Please don't tell me that you "hope things are getting back to normal." I know that you mean well and I'm sure that you say this simply because you aren't sure what else to say. Believe me, I wish things could be normal. I wish that I was rocking my five week old son to sleep right now instead of typing about coping with life after his death. But the reality is this: Our lives will never be "normal" again.
We are functioning and we are working on finding a new routine for our family. We are finding ways to cope with our grief and ways to brace ourselves for the days when the pain becomes overwhelming. We work to find ways for the girls to remember their little brother while trying to make sure that his death doesn't scare them.
These things are part of what has become "normal" for us now...but when you tell us that you "hope things are getting back to normal," you have no idea what that means. There will always be a part of us that is missing and there will always be a scar in our hearts for the son we didn't get to keep.
For what it's worth, I wouldn't want things to "go back to normal." That would be like acting that Aaron never existed. He did. It would be like saying that he isn't loved as much as our other children. He is. It would be like pretending that he hasn't changed our lives in a profound way. He has.
We don't need the pain to go away or the tears to stop. There is no shame in either of those things, but it would be nice for the pain to ease and the tears to lessen. It's okay to be hurt and it's okay to need to cry; the ache and the tears will be with us for the rest of our lives. But that doesn't mean that we can't be joyful or that we can't celebrate the blessings we are given. We don't need to "return to normal" to feel happy; our "new normal" simply means making room for the grief alongside the joy.
You said it so well. We lead a different life now. Our firstborn was stillborn at fullterm May 2, 1975. NOBODY talked about stillbirth back then. He was beautiful, but I had to grieve alone. Five years later, our only daughter was stillborn at 20 weeks. Both of my babies had cord accidents that cut off their blood supply. Again, swept under the table. No babyloss groups back then. Katie, I honestly don't know how I have made it. This May 2 will be 38 years and it still hurts so bad. I found babyloss groups online last fall and in November I started blogging. I am so sorry you are still in those VERY raw first months. Please accept my deepest sympathy. Getting it out in a blog has helped me a lot this year. I also create balloons for babayloss moms on their child's Angel Birthday Date. It is a full time job, but so healing. Check out my site http://fittsiesangelbabybirthdayballoons.blogspot.com/ or just Google it.

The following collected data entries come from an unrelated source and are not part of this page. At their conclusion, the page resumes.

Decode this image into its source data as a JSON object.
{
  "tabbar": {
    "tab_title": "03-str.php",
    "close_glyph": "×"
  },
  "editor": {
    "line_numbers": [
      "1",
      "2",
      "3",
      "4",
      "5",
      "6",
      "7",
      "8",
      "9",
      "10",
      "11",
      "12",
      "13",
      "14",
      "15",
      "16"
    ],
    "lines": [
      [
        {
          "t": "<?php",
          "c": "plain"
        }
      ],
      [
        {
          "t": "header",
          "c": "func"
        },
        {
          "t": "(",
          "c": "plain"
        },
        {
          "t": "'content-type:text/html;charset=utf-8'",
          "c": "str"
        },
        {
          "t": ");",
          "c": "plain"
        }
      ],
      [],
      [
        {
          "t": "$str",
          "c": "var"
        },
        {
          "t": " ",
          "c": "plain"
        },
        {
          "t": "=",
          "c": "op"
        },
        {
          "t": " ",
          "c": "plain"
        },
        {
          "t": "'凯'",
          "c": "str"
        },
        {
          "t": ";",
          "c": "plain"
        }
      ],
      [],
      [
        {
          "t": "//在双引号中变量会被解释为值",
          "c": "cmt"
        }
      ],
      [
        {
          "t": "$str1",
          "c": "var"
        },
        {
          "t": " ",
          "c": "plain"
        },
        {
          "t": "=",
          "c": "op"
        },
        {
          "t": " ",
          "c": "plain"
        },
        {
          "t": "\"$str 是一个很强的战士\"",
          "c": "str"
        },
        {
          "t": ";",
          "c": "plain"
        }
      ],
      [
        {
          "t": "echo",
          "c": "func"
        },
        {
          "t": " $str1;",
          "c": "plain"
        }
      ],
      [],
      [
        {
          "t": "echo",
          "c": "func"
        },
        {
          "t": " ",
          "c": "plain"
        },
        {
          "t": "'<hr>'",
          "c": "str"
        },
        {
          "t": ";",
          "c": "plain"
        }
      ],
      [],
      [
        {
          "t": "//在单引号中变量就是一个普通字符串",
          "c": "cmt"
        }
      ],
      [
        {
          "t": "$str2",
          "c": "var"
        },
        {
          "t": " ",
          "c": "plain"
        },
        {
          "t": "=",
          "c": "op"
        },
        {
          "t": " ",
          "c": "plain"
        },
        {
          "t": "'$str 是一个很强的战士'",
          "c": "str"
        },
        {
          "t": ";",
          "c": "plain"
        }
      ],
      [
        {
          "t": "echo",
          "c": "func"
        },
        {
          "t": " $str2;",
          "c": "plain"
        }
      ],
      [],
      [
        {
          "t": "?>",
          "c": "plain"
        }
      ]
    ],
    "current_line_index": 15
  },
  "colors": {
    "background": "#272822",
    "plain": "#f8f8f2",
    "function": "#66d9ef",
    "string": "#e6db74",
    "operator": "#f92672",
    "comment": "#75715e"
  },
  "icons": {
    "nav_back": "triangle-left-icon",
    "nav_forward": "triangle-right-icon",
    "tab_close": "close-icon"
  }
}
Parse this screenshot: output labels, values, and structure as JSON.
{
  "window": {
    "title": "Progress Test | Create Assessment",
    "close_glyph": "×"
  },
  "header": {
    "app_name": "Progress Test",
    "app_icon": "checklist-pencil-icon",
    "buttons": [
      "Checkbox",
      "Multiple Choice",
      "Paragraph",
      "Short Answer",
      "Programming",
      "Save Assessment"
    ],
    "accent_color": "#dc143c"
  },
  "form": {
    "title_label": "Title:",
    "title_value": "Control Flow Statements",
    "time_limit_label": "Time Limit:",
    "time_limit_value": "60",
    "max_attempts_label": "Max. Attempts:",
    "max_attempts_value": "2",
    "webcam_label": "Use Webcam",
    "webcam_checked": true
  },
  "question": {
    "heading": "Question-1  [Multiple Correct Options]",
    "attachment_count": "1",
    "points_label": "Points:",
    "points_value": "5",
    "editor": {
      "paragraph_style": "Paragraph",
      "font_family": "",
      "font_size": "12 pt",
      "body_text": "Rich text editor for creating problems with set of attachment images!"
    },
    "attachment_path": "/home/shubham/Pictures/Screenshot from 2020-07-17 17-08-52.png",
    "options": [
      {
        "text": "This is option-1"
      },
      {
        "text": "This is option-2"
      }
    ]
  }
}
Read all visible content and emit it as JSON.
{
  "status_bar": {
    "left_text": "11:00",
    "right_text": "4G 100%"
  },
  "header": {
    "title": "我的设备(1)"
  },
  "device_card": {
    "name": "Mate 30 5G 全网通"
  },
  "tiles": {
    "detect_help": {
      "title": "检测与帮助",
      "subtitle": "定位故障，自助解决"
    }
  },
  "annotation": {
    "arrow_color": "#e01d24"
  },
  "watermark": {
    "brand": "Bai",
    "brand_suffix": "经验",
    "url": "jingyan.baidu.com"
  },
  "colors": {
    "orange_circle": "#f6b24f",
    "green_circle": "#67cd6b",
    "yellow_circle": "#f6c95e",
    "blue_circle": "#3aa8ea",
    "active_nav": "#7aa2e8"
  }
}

My blog is www.fittsiesangels.blogspot.com or you can Google it. I am doing a Mother's Day Balloon event. Although it is now closed, I will include your Aaron. I will be taking lots of pictures. I already have 7 dozen balloons to release! My husband is 100% helping out. It is a way for us to do something on Mother's Day....healing. Once again, YOUR work is amazing and I hope it is healing for you too. Hugs to you as you take one step at a time. Gale Fitts
ReplyDeleteGale - Thank you so much for reading along and taking the time to share your own story. I am so sorry for your own losses and pain in these last 38 years, but am so grateful that you've been able to find some comfort recently in the online babyloss community. It truly has been a great help for me as well. I am so so very touched that you will be including Aaron in the Mother's Day balloon event! I can not even tell you how much that means to me, but please know that it brought tears to my eyes as I read your comment this morning! Thank you so much and know that I'm sending hugs your way as well!